Geçenlerde bir toplantıda, Bolu’nun tavukçuluk ile uğraşan çok kıymetli iş adamlarından Fikret Kısar ağabeyin konuşması esnasında duydum bu töresözü: Güleceğini tutamıyor…
Fikret ağabey bu töresöze, “Bir gözü ağlayan bir gözü gülen için kullanılan bir deyimdir” mânâsı veriyor ki mânâ ile mefhum tam olarak yerine oturuyor.
Gülmek, en aslî insanî tarafımızdır tıpkı ağlamak gibi… Bu yüzden de gülmek fiilinin tam mânâsı ile lisanımıza da nüfuzu söz konusudur:
Eski Türkçede ”kül-mek” şeklinde vücut bulmuş kelime, lugatımız Kubbealtı’nda temel mânâda, “(Bir kimse bir şeyi tuhaf bulduğu veya bir şeye sevindiği zaman) Kesik kesik sesler çıkarmak sûretiyle duygusunu, sevinç veya hayretini açığa vurmak” mânâsına gelir ki bu tarafı gülmenin fiille bütünleşen esasını da bize aşikâr kılar.

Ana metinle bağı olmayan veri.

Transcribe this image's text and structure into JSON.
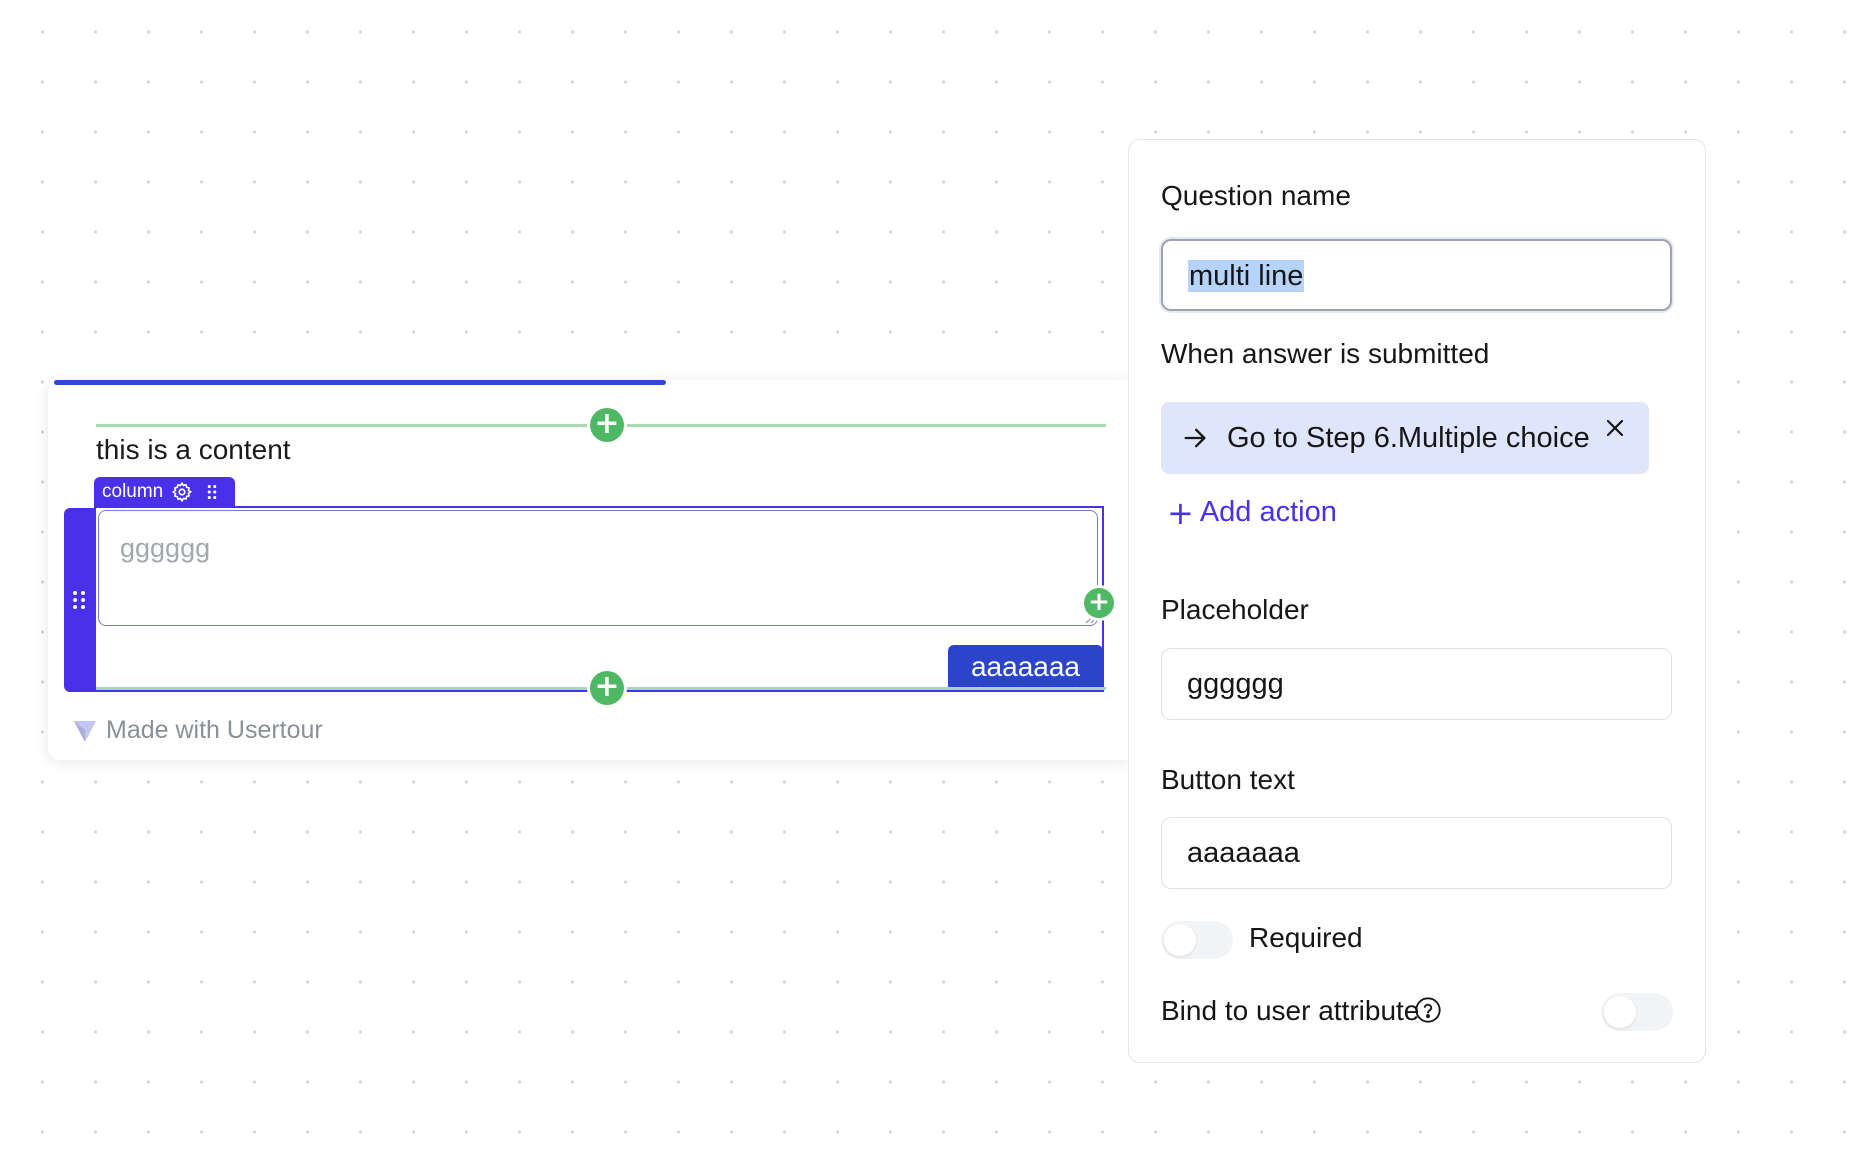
{
  "editor": {
    "content_text": "this is a content",
    "column_tag_label": "column",
    "textarea_placeholder": "gggggg",
    "submit_button_label": "aaaaaaa",
    "branding_text": "Made with Usertour",
    "progress": 0.57
  },
  "panel": {
    "question_name_label": "Question name",
    "question_name_value": "multi line",
    "on_submit_label": "When answer is submitted",
    "action_chip_label": "Go to Step 6.Multiple choice",
    "add_action_label": "Add action",
    "placeholder_label": "Placeholder",
    "placeholder_value": "gggggg",
    "button_text_label": "Button text",
    "button_text_value": "aaaaaaa",
    "required_label": "Required",
    "required_on": false,
    "bind_attribute_label": "Bind to user attribute",
    "bind_attribute_on": false
  },
  "colors": {
    "accent_purple": "#4a30e8",
    "button_blue": "#2c44c9",
    "add_green": "#4fb865",
    "chip_bg": "#dfe5fb",
    "selection": "#b6d4fb"
  },
  "icons": {
    "plus": "plus-icon",
    "gear": "gear-icon",
    "drag": "drag-handle-icon",
    "arrow": "arrow-right-icon",
    "close": "close-icon",
    "help": "help-circle-icon",
    "logo": "usertour-logo-icon"
  }
}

Dolayısıyla Fikret ağabeyden derlediğimiz töresöze daha ilk adımda hayat verir.
Deyişin sözlükteki diğer mânâlarına baktığımız zaman, “Ses çıkarmadan hafifçe gülümsemek, tebessüm etmek”, “(Biriyle, bir şeyle) Alay etmek, eğlenmek” ve “(Bir şey birine) İyi yüz göstermek, (onu) iyi şeylerle karşılaştırmak” gibi karşılıkları da vardır ki bunlarda Töreli dairede gülmek fiiline açıkça bir meşruiyet alanı kazandırır artık… Yani bizler bir iletişim şekli olarak kendimizi en iyi gülmek suretiyle ifade edebiliriz. Elbette Töreli bir surette olmak kaydıyla.
Bakınız Töreli dairede ol/a/mayan gülmeden merhum Töreli büyük şairimiz Âkif nasıl da şikâyet ediyor:
“Sakalımdan size ne / Ne mi? Ondan beleş eğlence mi var seyredene / Gülüyor kahvede el, çarşıda bakkal çakkal / Olma beyhûde elin ağzına bir parmak bal”

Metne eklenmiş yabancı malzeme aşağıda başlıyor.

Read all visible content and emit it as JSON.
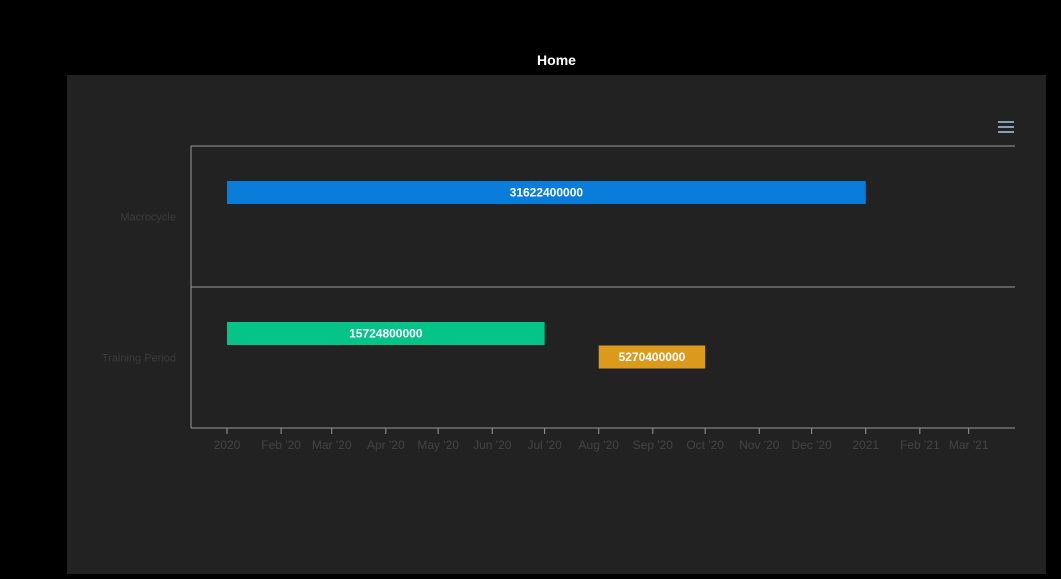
{
  "header": {
    "title": "Home"
  },
  "menu": {
    "icon": "hamburger-menu-icon"
  },
  "colors": {
    "background": "#000000",
    "panel": "#222222",
    "axis": "#9a9a9a",
    "macrocycle_bar": "#0a7ddb",
    "training_bar_1": "#05c488",
    "training_bar_2": "#dc9a1d"
  },
  "chart_data": {
    "type": "bar",
    "orientation": "horizontal-timeline",
    "title": "",
    "categories": [
      "Macrocycle",
      "Training Period"
    ],
    "x_ticks": [
      "2020",
      "Feb '20",
      "Mar '20",
      "Apr '20",
      "May '20",
      "Jun '20",
      "Jul '20",
      "Aug '20",
      "Sep '20",
      "Oct '20",
      "Nov '20",
      "Dec '20",
      "2021",
      "Feb '21",
      "Mar '21"
    ],
    "xlim": [
      "2020-01-01",
      "2021-03-31"
    ],
    "series": [
      {
        "category": "Macrocycle",
        "start": "2020-01-01",
        "end": "2021-01-01",
        "value": 31622400000,
        "label": "31622400000",
        "color": "#0a7ddb",
        "lane": 0
      },
      {
        "category": "Training Period",
        "start": "2020-01-01",
        "end": "2020-07-01",
        "value": 15724800000,
        "label": "15724800000",
        "color": "#05c488",
        "lane": 0
      },
      {
        "category": "Training Period",
        "start": "2020-08-01",
        "end": "2020-10-01",
        "value": 5270400000,
        "label": "5270400000",
        "color": "#dc9a1d",
        "lane": 1
      }
    ],
    "grid": false,
    "legend": "none"
  }
}
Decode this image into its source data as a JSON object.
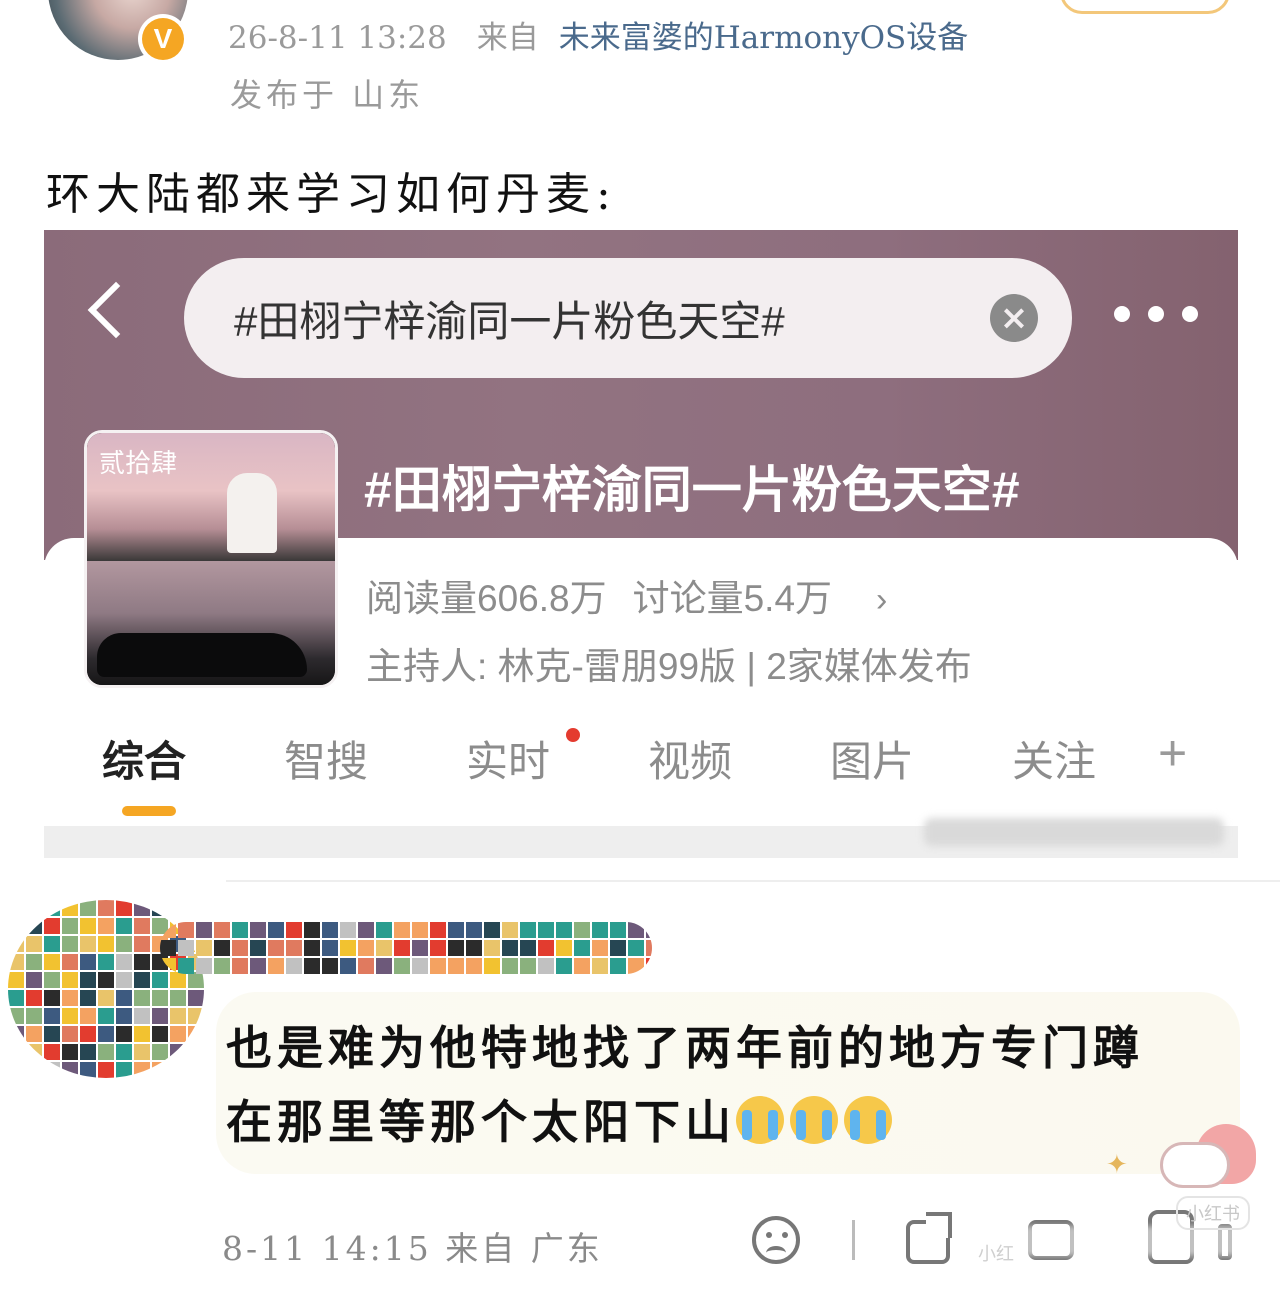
{
  "post": {
    "timestamp": "26-8-11 13:28",
    "from_label": "来自",
    "source": "未来富婆的HarmonyOS设备",
    "location": "发布于 山东",
    "verified_badge": "V",
    "text": "环大陆都来学习如何丹麦:"
  },
  "embed": {
    "search_query": "#田栩宁梓渝同一片粉色天空#",
    "clear_icon": "×",
    "topic_title": "#田栩宁梓渝同一片粉色天空#",
    "reads": "阅读量606.8万",
    "discussions": "讨论量5.4万",
    "chevron": "›",
    "host_line": "主持人: 林克-雷朋99版 | 2家媒体发布",
    "thumb_caption": "贰拾肆",
    "tabs": [
      {
        "label": "综合",
        "active": true
      },
      {
        "label": "智搜",
        "active": false
      },
      {
        "label": "实时",
        "active": false
      },
      {
        "label": "视频",
        "active": false
      },
      {
        "label": "图片",
        "active": false
      },
      {
        "label": "关注",
        "active": false
      }
    ],
    "tab_plus": "+",
    "accent_color": "#f5a623",
    "header_color": "#8b6b7a"
  },
  "comment": {
    "line1": "也是难为他特地找了两年前的地方专门蹲",
    "line2": "在那里等那个太阳下山",
    "emoji": "loudly-crying-face",
    "emoji_count": 3,
    "time": "8-11 14:15",
    "from_label": "来自",
    "location": "广东",
    "watermark": "小红书",
    "watermark2": "小红"
  }
}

O halde vakit, Törelinin merkez şairlerinden Karac’oğlan’nın dediği üzere Törelice davranmak vaktidir:
“Karac’oğlan der ki n’olur n’olmadan
Dost ağlayıp düşman bize gülmeden”
Ol sebebden gülmenin asıl Töreli dairede hayat bulduğu tarafı mecazî tarafında gizlidir. Yani, “Mutlu bir zaman geçirmek, mesut olmak” ve “Görende neşeli etki bırakacak bir görünüşü olmak”, aslında “gülme”dir. Bu gülmenin de doğrudan hakikata açılan bir tarafı vardır. Nitekim yüce kitabımız Kur’ân’da bu hususda çok sayıda âyet-i kerime vardır:
“Artık onlar, kazandıkları günahlar yüzünden az gülsünler, çok ağlasınlar!” (Tevbe, 82).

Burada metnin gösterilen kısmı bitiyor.